Some previous studies reported that FOB via LMA during PDT may improve both visualization and ventilation [5, 6]. Linstedt et al. [6] found the LMA group more advantageous in mechanical ventilation and monitorization over ETT group. Additionally they stated that bronchoscope damage and loss of airway only occurred in ETT group. Furthermore, they found that 3 patients with ETT showed critically impaired ventilation and resulted hypoxia (PaO2 < 60 mmHg) while no patients with LMA suffered significant deterioration of mechanical ventilation support and oxygenation during the procedure. In our study, we didn’t encounter hypoxia in any group that may be due to recruitment maneuver employed before PDT procedure or the relatively smaller size bronchoscope (with 3.7 mm internal diameter) we used. Recruitment maneuver in prevention of hypoxia during PDT was suggested [15]. However, LMA may not be suitable in patients requiring higher airway pressures and PEEP levels.

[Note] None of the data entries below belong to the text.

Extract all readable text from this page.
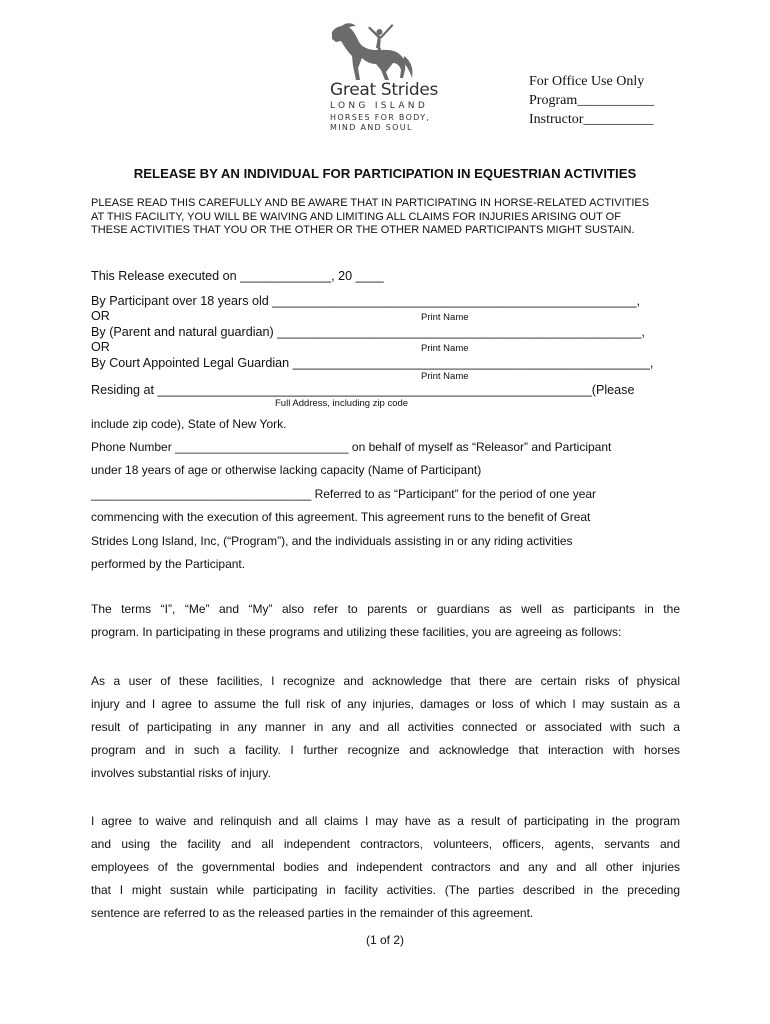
Great Strides
LONG ISLAND
HORSES FOR BODY, MIND AND SOUL
For Office Use Only
Program___________
Instructor__________
RELEASE BY AN INDIVIDUAL FOR PARTICIPATION IN EQUESTRIAN ACTIVITIES
PLEASE READ THIS CAREFULLY AND BE AWARE THAT IN PARTICIPATING IN HORSE-RELATED ACTIVITIES AT THIS FACILITY, YOU WILL BE WAIVING AND LIMITING ALL CLAIMS FOR INJURIES ARISING OUT OF THESE ACTIVITIES THAT YOU OR THE OTHER OR THE OTHER NAMED PARTICIPANTS MIGHT SUSTAIN.
This Release executed on _____________, 20 ____
By Participant over 18 years old ____________________________________________________,
OR	Print Name
By (Parent and natural guardian) ____________________________________________________,
OR	Print Name
By Court Appointed Legal Guardian ___________________________________________________,
Print Name
Residing at ______________________________________________________________(Please
Full Address, including zip code
include zip code), State of New York.
Phone Number __________________________ on behalf of myself as “Releasor” and Participant
under 18 years of age or otherwise lacking capacity (Name of Participant)
_________________________________ Referred to as “Participant” for the period of one year
commencing with the execution of this agreement. This agreement runs to the benefit of Great
Strides Long Island, Inc, (“Program”), and the individuals assisting in or any riding activities
performed by the Participant.
The terms “I”, “Me” and “My” also refer to parents or guardians as well as participants in the
program. In participating in these programs and utilizing these facilities, you are agreeing as follows:
As a user of these facilities, I recognize and acknowledge that there are certain risks of physical
injury and I agree to assume the full risk of any injuries, damages or loss of which I may sustain as a
result of participating in any manner in any and all activities connected or associated with such a
program and in such a facility. I further recognize and acknowledge that interaction with horses
involves substantial risks of injury.
I agree to waive and relinquish and all claims I may have as a result of participating in the program
and using the facility and all independent contractors, volunteers, officers, agents, servants and
employees of the governmental bodies and independent contractors and any and all other injuries
that I might sustain while participating in facility activities. (The parties described in the preceding
sentence are referred to as the released parties in the remainder of this agreement.
(1 of 2)
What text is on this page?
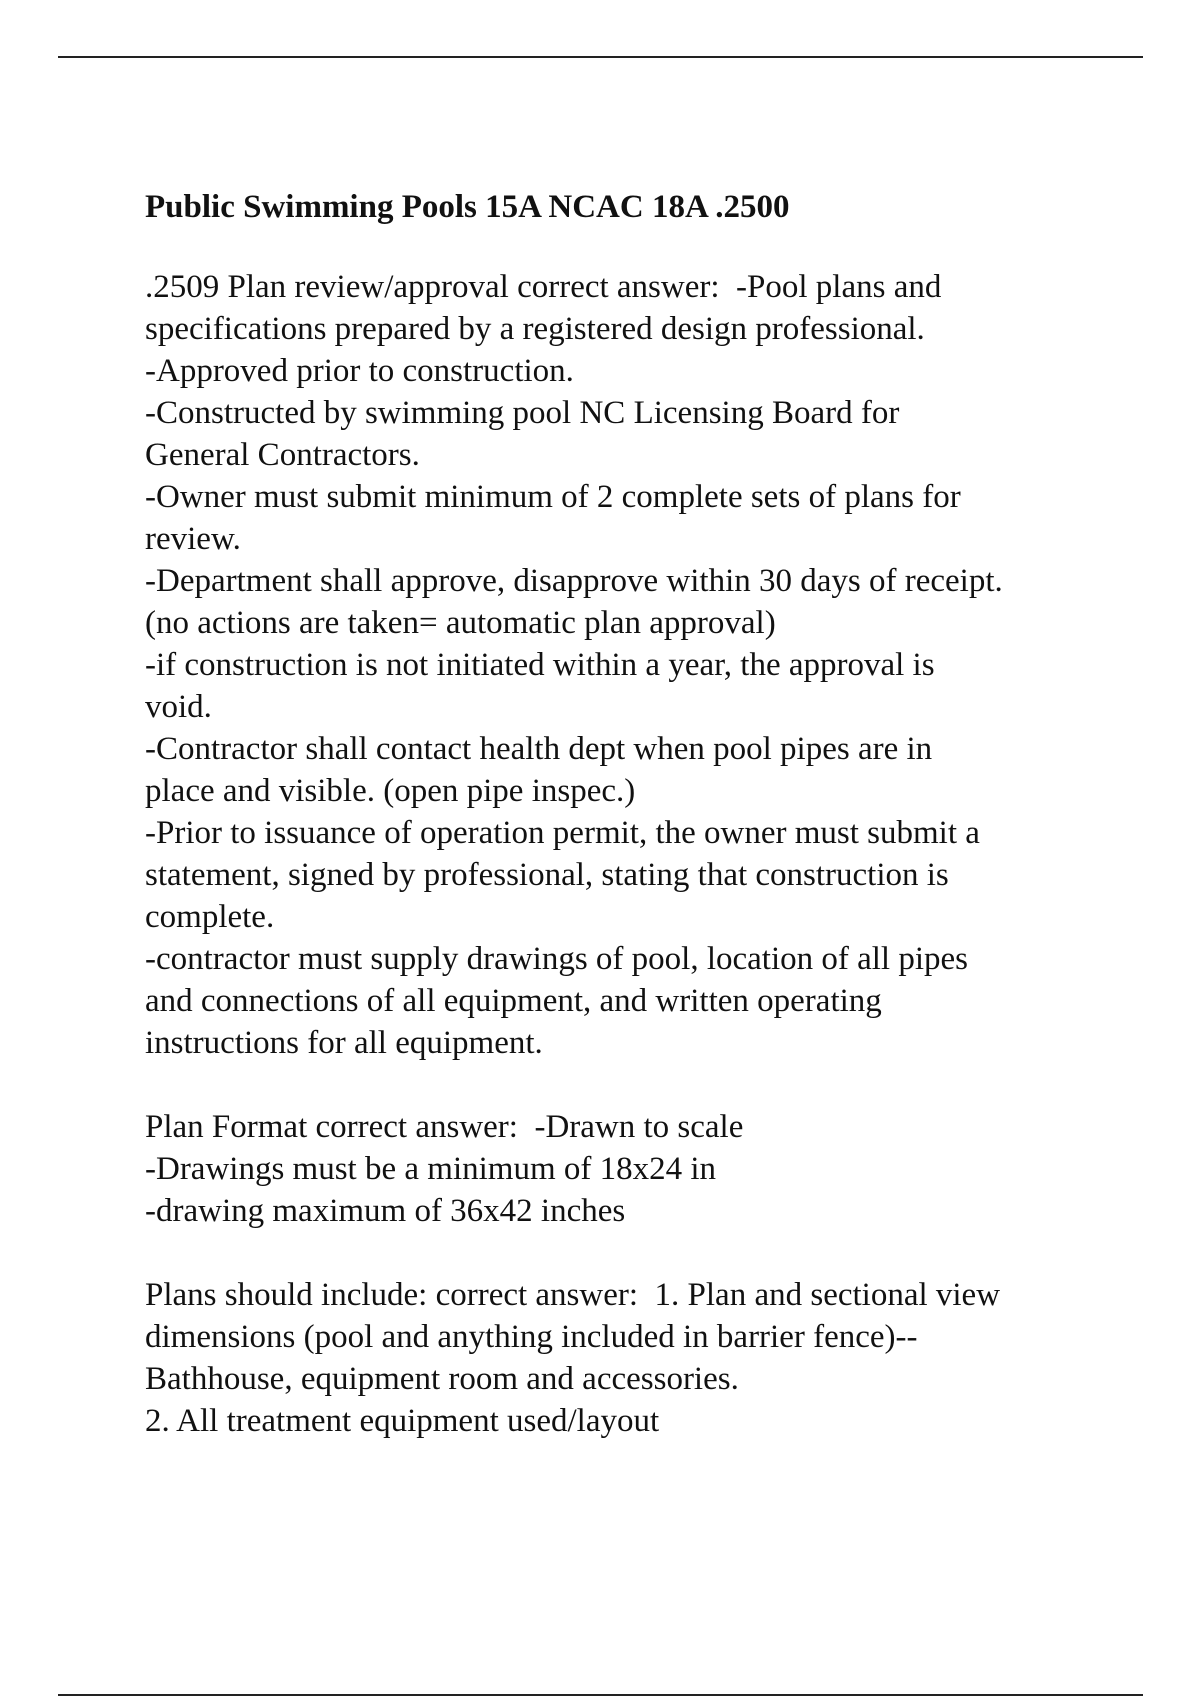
Public Swimming Pools 15A NCAC 18A .2500
.2509 Plan review/approval correct answer:  -Pool plans and
specifications prepared by a registered design professional.
-Approved prior to construction.
-Constructed by swimming pool NC Licensing Board for
General Contractors.
-Owner must submit minimum of 2 complete sets of plans for
review.
-Department shall approve, disapprove within 30 days of receipt.
(no actions are taken= automatic plan approval)
-if construction is not initiated within a year, the approval is
void.
-Contractor shall contact health dept when pool pipes are in
place and visible. (open pipe inspec.)
-Prior to issuance of operation permit, the owner must submit a
statement, signed by professional, stating that construction is
complete.
-contractor must supply drawings of pool, location of all pipes
and connections of all equipment, and written operating
instructions for all equipment.
Plan Format correct answer:  -Drawn to scale
-Drawings must be a minimum of 18x24 in
-drawing maximum of 36x42 inches
Plans should include: correct answer:  1. Plan and sectional view
dimensions (pool and anything included in barrier fence)--
Bathhouse, equipment room and accessories.
2. All treatment equipment used/layout
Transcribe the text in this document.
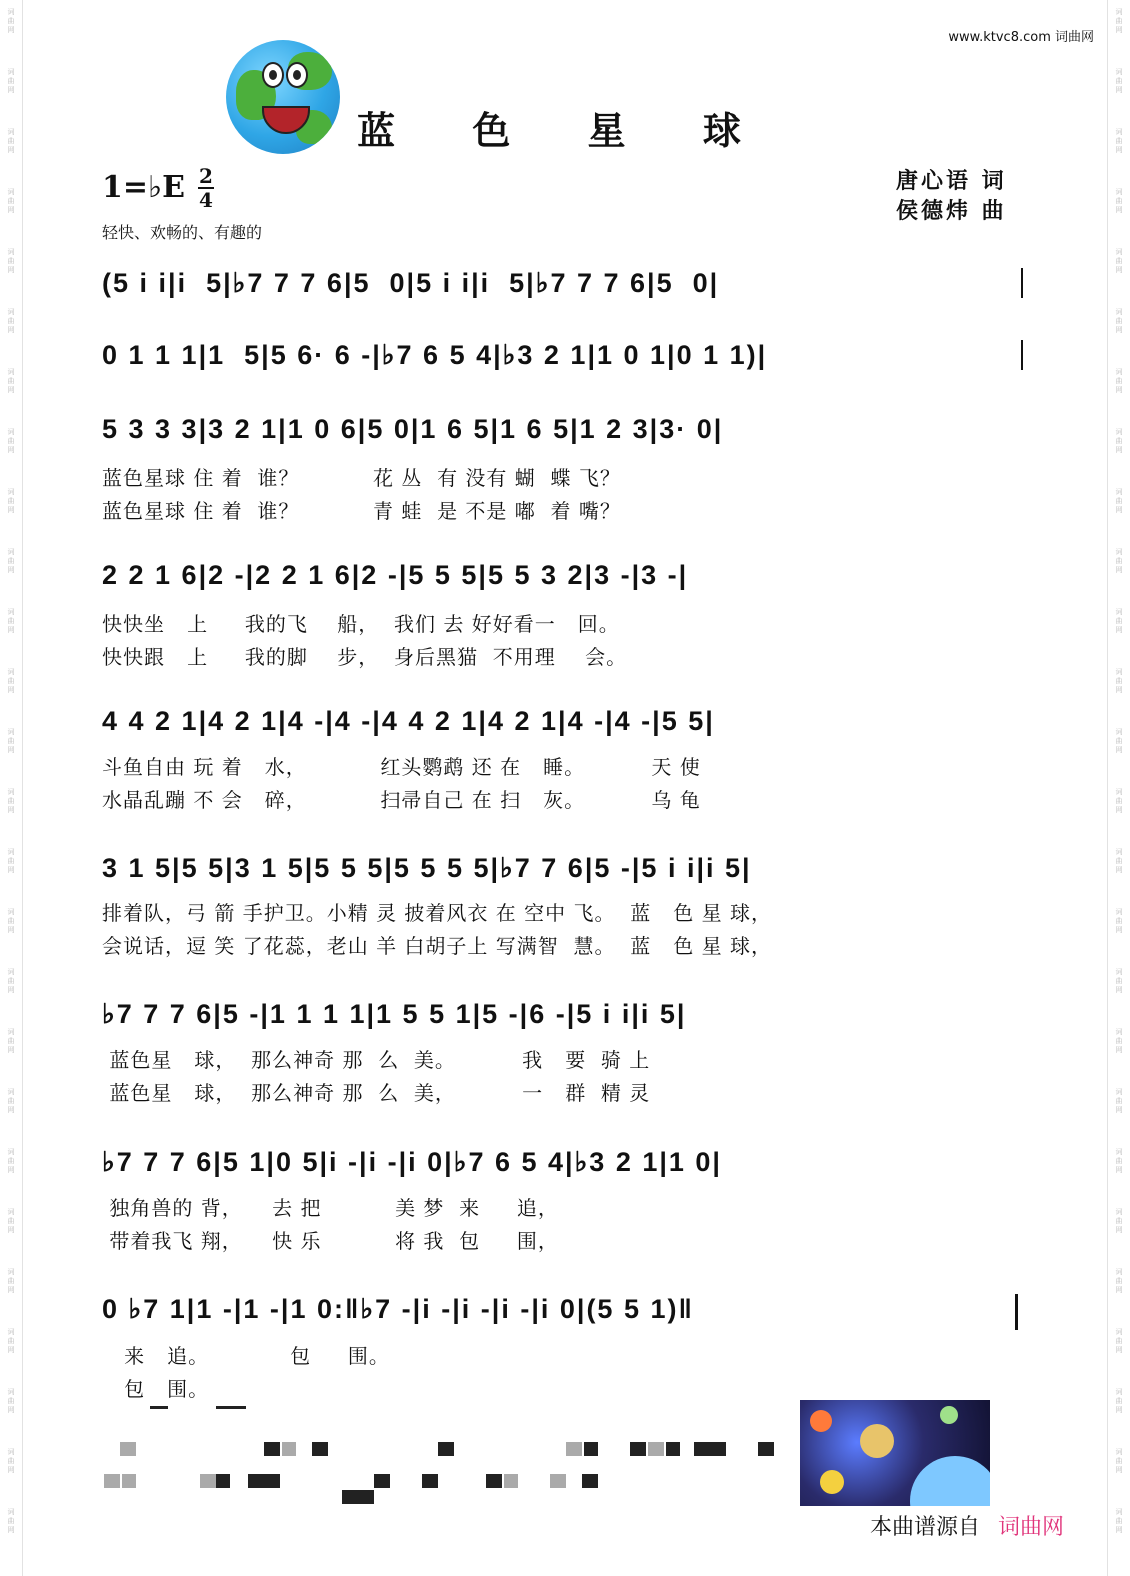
词
曲
网
词
曲
网
词
曲
网
词
曲
网
词
曲
网
词
曲
网
词
曲
网
词
曲
网
词
曲
网
词
曲
网
词
曲
网
词
曲
网
词
曲
网
词
曲
网
词
曲
网
词
曲
网
词
曲
网
词
曲
网
词
曲
网
词
曲
网
词
曲
网
词
曲
网
词
曲
网
词
曲
网
词
曲
网
词
曲
网
词
曲
网
词
曲
网
词
曲
网
词
曲
网
词
曲
网
词
曲
网
词
曲
网
词
曲
网
词
曲
网
词
曲
网
词
曲
网
词
曲
网
词
曲
网
词
曲
网
词
曲
网
词
曲
网
词
曲
网
词
曲
网
词
曲
网
词
曲
网
词
曲
网
词
曲
网
词
曲
网
词
曲
网
词
曲
网
词
曲
网
www.ktvc8.com 词曲网
蓝 色 星 球
1=♭E 2
4
轻快、欢畅的、有趣的
唐心语 词
侯德炜 曲
(5 i i|i  5|♭7 7 7 6|5  0|5 i i|i  5|♭7 7 7 6|5  0|
0 1 1 1|1  5|5 6· 6 -|♭7 6 5 4|♭3 2 1|1 0 1|0 1 1)|
5 3 3 3|3 2 1|1 0 6|5 0|1 6 5|1 6 5|1 2 3|3· 0|
蓝色星球 住 着  谁？          花 丛  有 没有 蝴  蝶 飞？
蓝色星球 住 着  谁？          青 蛙  是 不是 嘟  着 嘴？
2 2 1 6|2 -|2 2 1 6|2 -|5 5 5|5 5 3 2|3 -|3 -|
快快坐   上     我的飞    船，  我们 去 好好看一   回。
快快跟   上     我的脚    步，  身后黑猫  不用理    会。
4 4 2 1|4 2 1|4 -|4 -|4 4 2 1|4 2 1|4 -|4 -|5 5|
斗鱼自由 玩 着   水，          红头鹦鹉 还 在   睡。         天 使
水晶乱蹦 不 会   碎，          扫帚自己 在 扫   灰。         乌 龟
3 1 5|5 5|3 1 5|5 5 5|5 5 5 5|♭7 7 6|5 -|5 i i|i 5|
排着队，弓 箭 手护卫。小精 灵 披着风衣 在 空中 飞。  蓝   色 星 球，
会说话，逗 笑 了花蕊，老山 羊 白胡子上 写满智  慧。  蓝   色 星 球，
♭7 7 7 6|5 -|1 1 1 1|1 5 5 1|5 -|6 -|5 i i|i 5|
蓝色星   球，  那么神奇 那  么  美。         我   要  骑 上
蓝色星   球，  那么神奇 那  么  美，         一   群  精 灵
♭7 7 7 6|5 1|0 5|i -|i -|i 0|♭7 6 5 4|♭3 2 1|1 0|
独角兽的 背，    去 把          美 梦  来     追，
带着我飞 翔，    快 乐          将 我  包     围，
0 ♭7 1|1 -|1 -|1 0:‖♭7 -|i -|i -|i -|i 0|(5 5 1)‖
来   追。           包     围。
包   围。
本曲谱源自 词曲网
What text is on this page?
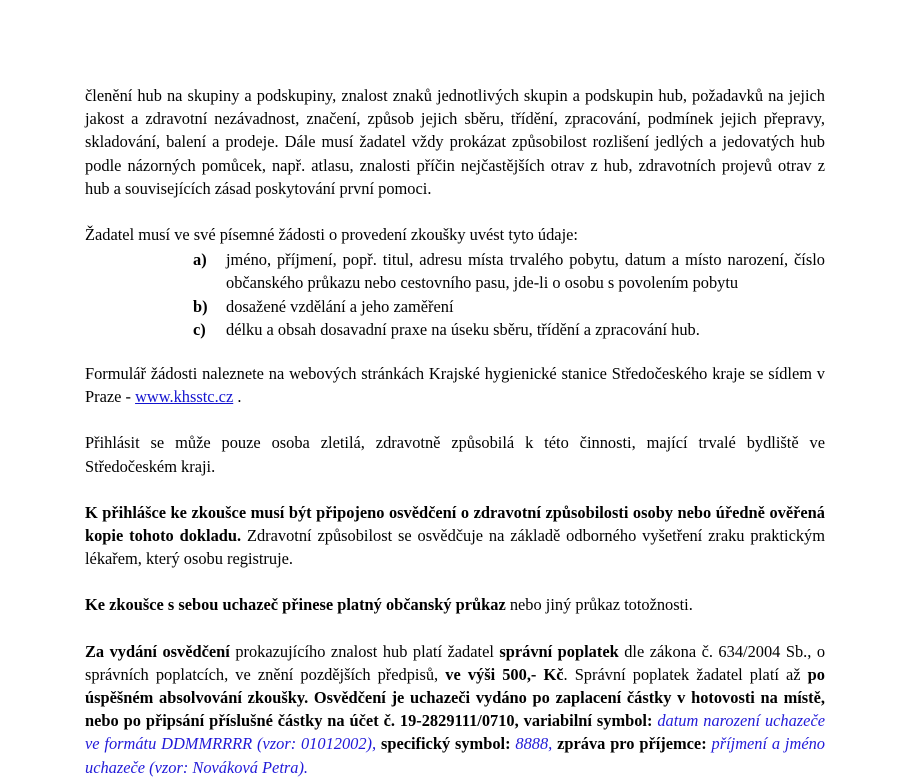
členění hub na skupiny a podskupiny, znalost znaků jednotlivých skupin a podskupin hub, požadavků na jejich jakost a zdravotní nezávadnost, značení, způsob jejich sběru, třídění, zpracování, podmínek jejich přepravy, skladování, balení a prodeje. Dále musí žadatel vždy prokázat způsobilost rozlišení jedlých a jedovatých hub podle názorných pomůcek, např. atlasu, znalosti příčin nejčastějších otrav z hub, zdravotních projevů otrav z hub a souvisejících zásad poskytování první pomoci.

Žadatel musí ve své písemné žádosti o provedení zkoušky uvést tyto údaje:

a)	jméno, příjmení, popř. titul, adresu místa trvalého pobytu, datum a místo narození, číslo občanského průkazu nebo cestovního pasu, jde-li o osobu s povolením pobytu
b)	dosažené vzdělání a jeho zaměření
c)	délku a obsah dosavadní praxe na úseku sběru, třídění a zpracování hub.

Formulář žádosti naleznete na webových stránkách Krajské hygienické stanice Středočeského kraje se sídlem v Praze - www.khsstc.cz .

Přihlásit se může pouze osoba zletilá, zdravotně způsobilá k této činnosti, mající trvalé bydliště ve Středočeském kraji.

K přihlášce ke zkoušce musí být připojeno osvědčení o zdravotní způsobilosti osoby nebo úředně ověřená kopie tohoto dokladu. Zdravotní způsobilost se osvědčuje na základě odborného vyšetření zraku praktickým lékařem, který osobu registruje.

Ke zkoušce s sebou uchazeč přinese platný občanský průkaz nebo jiný průkaz totožnosti.

Za vydání osvědčení prokazujícího znalost hub platí žadatel správní poplatek dle zákona č. 634/2004 Sb., o správních poplatcích, ve znění pozdějších předpisů, ve výši 500,- Kč. Správní poplatek žadatel platí až po úspěšném absolvování zkoušky. Osvědčení je uchazeči vydáno po zaplacení částky v hotovosti na místě, nebo po připsání příslušné částky na účet č. 19-2829111/0710, variabilní symbol: datum narození uchazeče ve formátu DDMMRRRR (vzor: 01012002), specifický symbol: 8888, zpráva pro příjemce: příjmení a jméno uchazeče (vzor: Nováková Petra).
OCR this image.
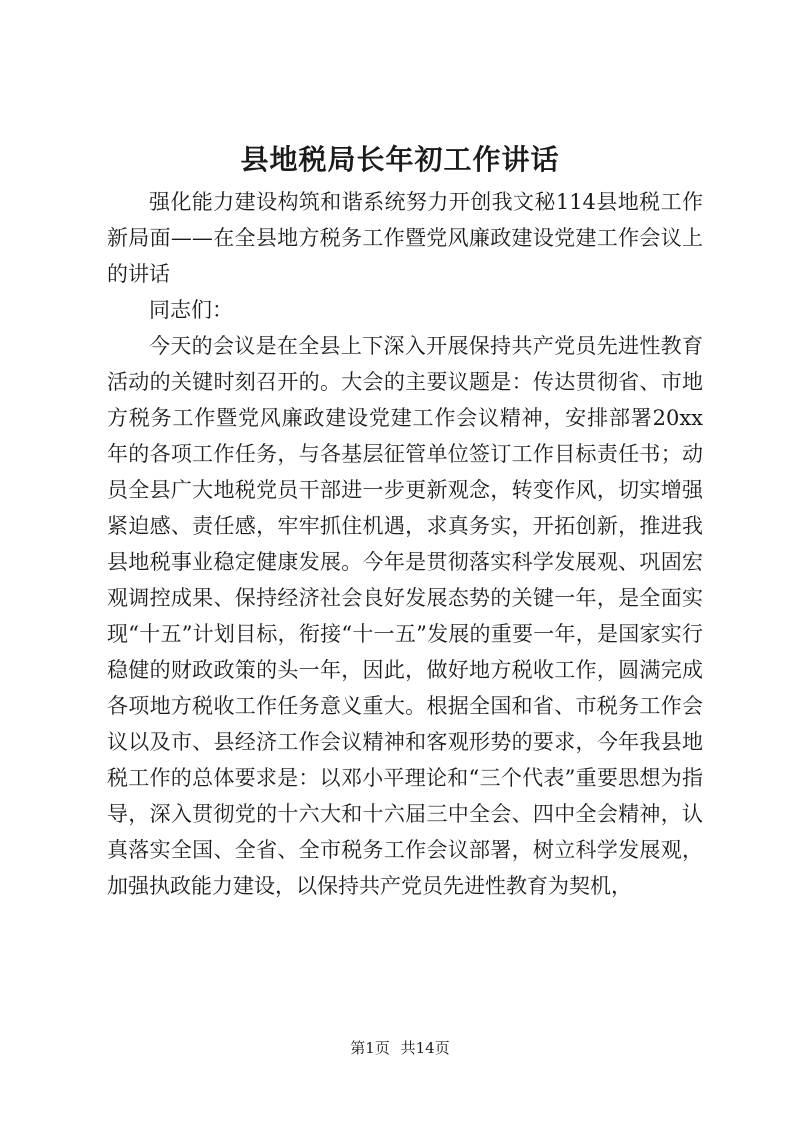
县地税局长年初工作讲话

强化能力建设构筑和谐系统努力开创我文秘114县地税工作新局面——在全县地方税务工作暨党风廉政建设党建工作会议上的讲话

同志们：

今天的会议是在全县上下深入开展保持共产党员先进性教育活动的关键时刻召开的。大会的主要议题是：传达贯彻省、市地方税务工作暨党风廉政建设党建工作会议精神，安排部署20xx年的各项工作任务，与各基层征管单位签订工作目标责任书；动员全县广大地税党员干部进一步更新观念，转变作风，切实增强紧迫感、责任感，牢牢抓住机遇，求真务实，开拓创新，推进我县地税事业稳定健康发展。今年是贯彻落实科学发展观、巩固宏观调控成果、保持经济社会良好发展态势的关键一年，是全面实现“十五”计划目标，衔接“十一五”发展的重要一年，是国家实行稳健的财政政策的头一年，因此，做好地方税收工作，圆满完成各项地方税收工作任务意义重大。根据全国和省、市税务工作会议以及市、县经济工作会议精神和客观形势的要求，今年我县地税工作的总体要求是：以邓小平理论和“三个代表”重要思想为指导，深入贯彻党的十六大和十六届三中全会、四中全会精神，认真落实全国、全省、全市税务工作会议部署，树立科学发展观，加强执政能力建设，以保持共产党员先进性教育为契机，

第1页 共14页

Recently, single-use EtView TVT may be an expensive tool. However the cost-effectiveness of FOB over EtView TVT is questionable. It is estimated one to two bronchoscopes were damaged per 100 PDT procedures [2, 6], also cost of disinfection should be considered. Routine-use of EtView TVT for airway monitorization in intensive care units in the near future will not be a surprise. Continuous airway monitorization with EtView TVT may inform us for the correct positioning of the tube and secretions in the airway (time for suctioning).

One of the limitations of the study is the lack of blinding. As the monitor devices of FOB and EtView TVT was not similar in shape, blinding of the study was difficult to apply. Another limitation of this study is the fact that all patients randomized in the EtView TVT were reintubated to benefit from the new tracheal tube. However, reintubation is a risk factor for microaspiration and ventilator-associated pneumonia. Also, the number of patients that may not be sufficient for the assessment of visualization quality. A trial in patients undergoing PDT procedure that compares EtView TVT with video-assisted FOB via LMA as a monitoring technique would be considered as a future study.

In conclusion: EtView TVT had comparable effectiveness in airway monitorization and caused less deterioration in minute ventilation during PDT when compared with video assisted FOB via ETT. EtView TVT guidance during PDT may be a good alternative to FOB in patients with poor pulmonary reserve.